Questo spiegherebbe come mai, a fronte di somme così elevate, il bilancio della Nato ammonta a solo 2,5 miliardi di euro, dei quali per poco più della metà destinati ad operazioni militari, circa un decimo a “operazioni civili” e 790 milioni a programmi di investimento (?).

La decisione di obbligare gli Stati membri a destinare alla difesa nazionale e, quindi, alla Nato una cifra pari almeno al 2% del proprio PIL deriverebbe proprio da questo: assicurarsi che, in caso di necessità, tutti i Paesi Nato possano contribuire in modo “volontario” ma significativo agli sforzi dell’Alleanza con i propri mezzi. Basti pensare che nemmeno le Nazioni Unite impongono ai Paesi membri di mettere a disposizione una somma fissa calcolata sul PIL.

La decisione di “invitare” i Paesi membri a destinare una percentuale del proprio PIL a questa voce di spesa risalirebbe alla riunione svoltasi nel 2006 al margine del vertice Nato di Riga, in Lettonia. Ma in quell’occasione nessuno parlò di obbligo. Anzi il portavoce dell’Alleanza sottolineò che non si trattava di un “impegno formale” ma della “decisione di lavorare a questo obiettivo”.

“Io mi sono vergognato quando ho letto che un gruppo di Stati si sono compromessi a spendere il 2 per cento del PIL per l’acquisto di armi come risposta a quello che sta accadendo, pazzi!” ha detto Papa Francesco durante un’udienza al Centro Femminile Italiano. “La vera risposta non sono altre armi, altre sanzioni, altre alleanze politico-militari, ma un’altra impostazione, un modo diverso di governare il mondo, non facendo vedere i denti, un modo ormai globalizzato, e di impostare le relazioni internazionali”.

L’aspetto più interessante, come fece notare Jan Techau direttore di Carnegie Europe nel 2015, è che questa percentuale, il 2%, non ha alcun fondamento scientifico o tecnico: venne deciso in maniera arbitraria (esattamente come il famoso rapporto deficit/PIL 3%).
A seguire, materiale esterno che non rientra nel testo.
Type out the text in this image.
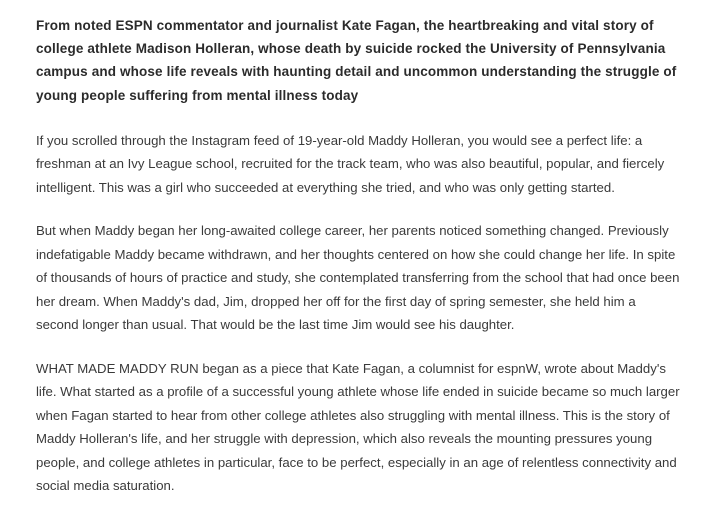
From noted ESPN commentator and journalist Kate Fagan, the heartbreaking and vital story of college athlete Madison Holleran, whose death by suicide rocked the University of Pennsylvania campus and whose life reveals with haunting detail and uncommon understanding the struggle of young people suffering from mental illness today

If you scrolled through the Instagram feed of 19-year-old Maddy Holleran, you would see a perfect life: a freshman at an Ivy League school, recruited for the track team, who was also beautiful, popular, and fiercely intelligent. This was a girl who succeeded at everything she tried, and who was only getting started.

But when Maddy began her long-awaited college career, her parents noticed something changed. Previously indefatigable Maddy became withdrawn, and her thoughts centered on how she could change her life. In spite of thousands of hours of practice and study, she contemplated transferring from the school that had once been her dream. When Maddy's dad, Jim, dropped her off for the first day of spring semester, she held him a second longer than usual. That would be the last time Jim would see his daughter.

WHAT MADE MADDY RUN began as a piece that Kate Fagan, a columnist for espnW, wrote about Maddy's life. What started as a profile of a successful young athlete whose life ended in suicide became so much larger when Fagan started to hear from other college athletes also struggling with mental illness. This is the story of Maddy Holleran's life, and her struggle with depression, which also reveals the mounting pressures young people, and college athletes in particular, face to be perfect, especially in an age of relentless connectivity and social media saturation.
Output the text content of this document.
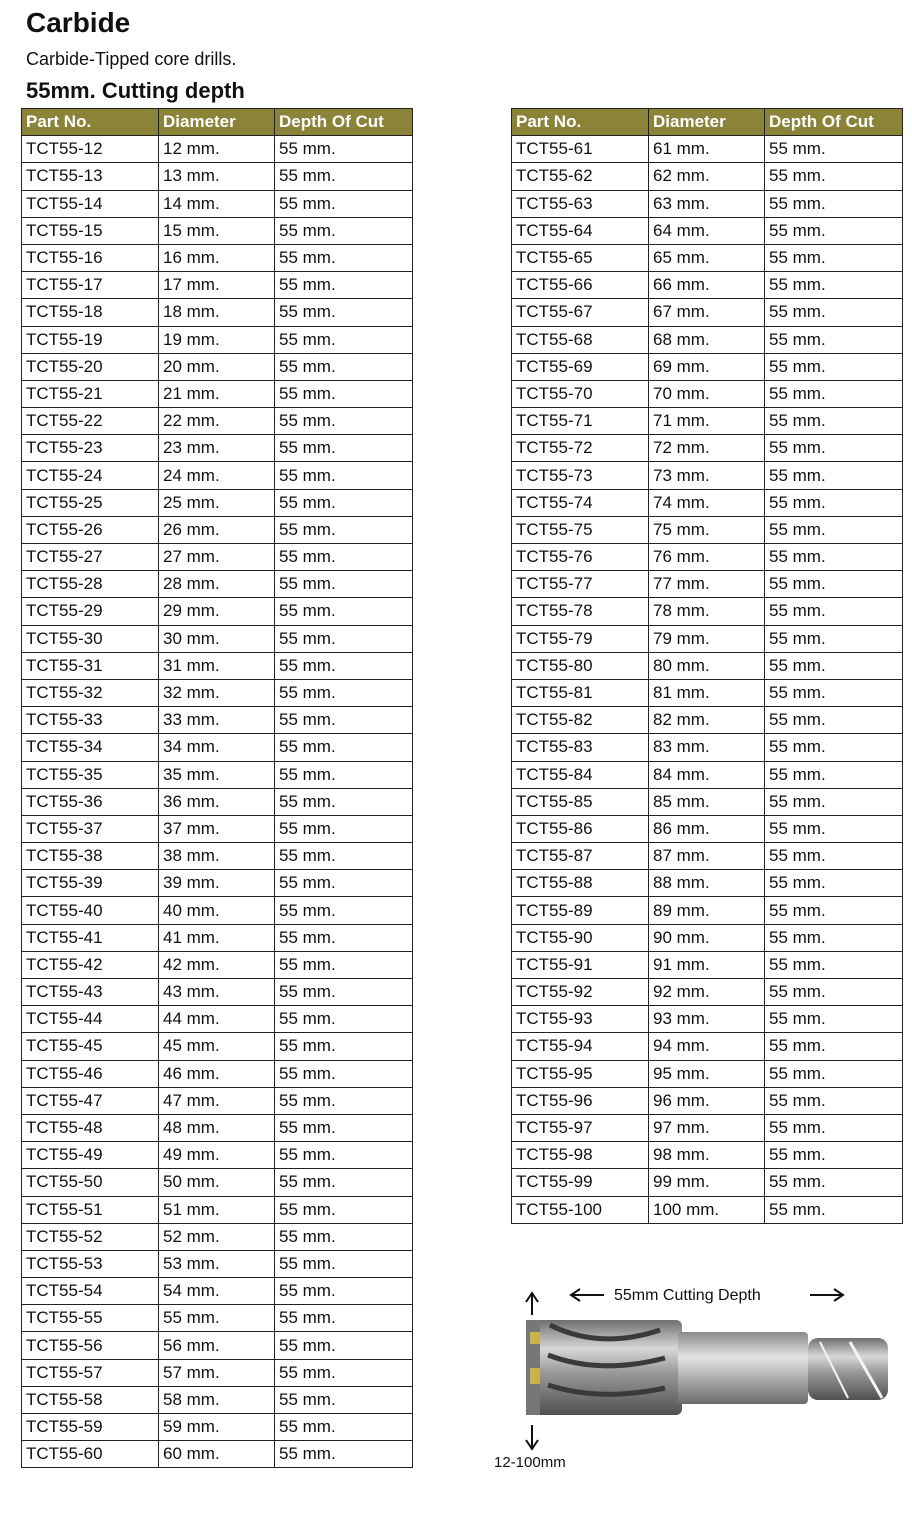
Carbide
Carbide-Tipped core drills.
55mm. Cutting depth
Part No.	Diameter	Depth Of Cut
TCT55-12	12 mm.	55 mm.
TCT55-13	13 mm.	55 mm.
TCT55-14	14 mm.	55 mm.
TCT55-15	15 mm.	55 mm.
TCT55-16	16 mm.	55 mm.
TCT55-17	17 mm.	55 mm.
TCT55-18	18 mm.	55 mm.
TCT55-19	19 mm.	55 mm.
TCT55-20	20 mm.	55 mm.
TCT55-21	21 mm.	55 mm.
TCT55-22	22 mm.	55 mm.
TCT55-23	23 mm.	55 mm.
TCT55-24	24 mm.	55 mm.
TCT55-25	25 mm.	55 mm.
TCT55-26	26 mm.	55 mm.
TCT55-27	27 mm.	55 mm.
TCT55-28	28 mm.	55 mm.
TCT55-29	29 mm.	55 mm.
TCT55-30	30 mm.	55 mm.
TCT55-31	31 mm.	55 mm.
TCT55-32	32 mm.	55 mm.
TCT55-33	33 mm.	55 mm.
TCT55-34	34 mm.	55 mm.
TCT55-35	35 mm.	55 mm.
TCT55-36	36 mm.	55 mm.
TCT55-37	37 mm.	55 mm.
TCT55-38	38 mm.	55 mm.
TCT55-39	39 mm.	55 mm.
TCT55-40	40 mm.	55 mm.
TCT55-41	41 mm.	55 mm.
TCT55-42	42 mm.	55 mm.
TCT55-43	43 mm.	55 mm.
TCT55-44	44 mm.	55 mm.
TCT55-45	45 mm.	55 mm.
TCT55-46	46 mm.	55 mm.
TCT55-47	47 mm.	55 mm.
TCT55-48	48 mm.	55 mm.
TCT55-49	49 mm.	55 mm.
TCT55-50	50 mm.	55 mm.
TCT55-51	51 mm.	55 mm.
TCT55-52	52 mm.	55 mm.
TCT55-53	53 mm.	55 mm.
TCT55-54	54 mm.	55 mm.
TCT55-55	55 mm.	55 mm.
TCT55-56	56 mm.	55 mm.
TCT55-57	57 mm.	55 mm.
TCT55-58	58 mm.	55 mm.
TCT55-59	59 mm.	55 mm.
TCT55-60	60 mm.	55 mm.
Part No.	Diameter	Depth Of Cut
TCT55-61	61 mm.	55 mm.
TCT55-62	62 mm.	55 mm.
TCT55-63	63 mm.	55 mm.
TCT55-64	64 mm.	55 mm.
TCT55-65	65 mm.	55 mm.
TCT55-66	66 mm.	55 mm.
TCT55-67	67 mm.	55 mm.
TCT55-68	68 mm.	55 mm.
TCT55-69	69 mm.	55 mm.
TCT55-70	70 mm.	55 mm.
TCT55-71	71 mm.	55 mm.
TCT55-72	72 mm.	55 mm.
TCT55-73	73 mm.	55 mm.
TCT55-74	74 mm.	55 mm.
TCT55-75	75 mm.	55 mm.
TCT55-76	76 mm.	55 mm.
TCT55-77	77 mm.	55 mm.
TCT55-78	78 mm.	55 mm.
TCT55-79	79 mm.	55 mm.
TCT55-80	80 mm.	55 mm.
TCT55-81	81 mm.	55 mm.
TCT55-82	82 mm.	55 mm.
TCT55-83	83 mm.	55 mm.
TCT55-84	84 mm.	55 mm.
TCT55-85	85 mm.	55 mm.
TCT55-86	86 mm.	55 mm.
TCT55-87	87 mm.	55 mm.
TCT55-88	88 mm.	55 mm.
TCT55-89	89 mm.	55 mm.
TCT55-90	90 mm.	55 mm.
TCT55-91	91 mm.	55 mm.
TCT55-92	92 mm.	55 mm.
TCT55-93	93 mm.	55 mm.
TCT55-94	94 mm.	55 mm.
TCT55-95	95 mm.	55 mm.
TCT55-96	96 mm.	55 mm.
TCT55-97	97 mm.	55 mm.
TCT55-98	98 mm.	55 mm.
TCT55-99	99 mm.	55 mm.
TCT55-100	100 mm.	55 mm.
55mm Cutting Depth
12-100mm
Tra l’altro sempre secondo Techau, questa percentuale permetterebbe di valutare le risorse impegnate nelle varie missioni ma non di valutare le conseguenze di queste azioni, né in termini di reali capacità di un Paese a contribuire alle missioni Nato né gli effetti di queste missioni.

Da allora, i governi che si sono succeduti sembrano aver dimenticato tutto questo. La “disponibilità”, il contributo “volontario” viene presentato ai cittadini come un obbligo. Un impegno formale degli Stati a spendere sempre di più (il PIL cresce) in armi e armamenti. E in guerre. Conflitti armati che durano decenni e che non hanno né vincitori né vinti. Ma che servono a foraggiare decine di multinazionali produttrici di armi con montagne di soldi che, se usati in modo corretto, potrebbero servire a risolvere molti dei problemi del pianeta.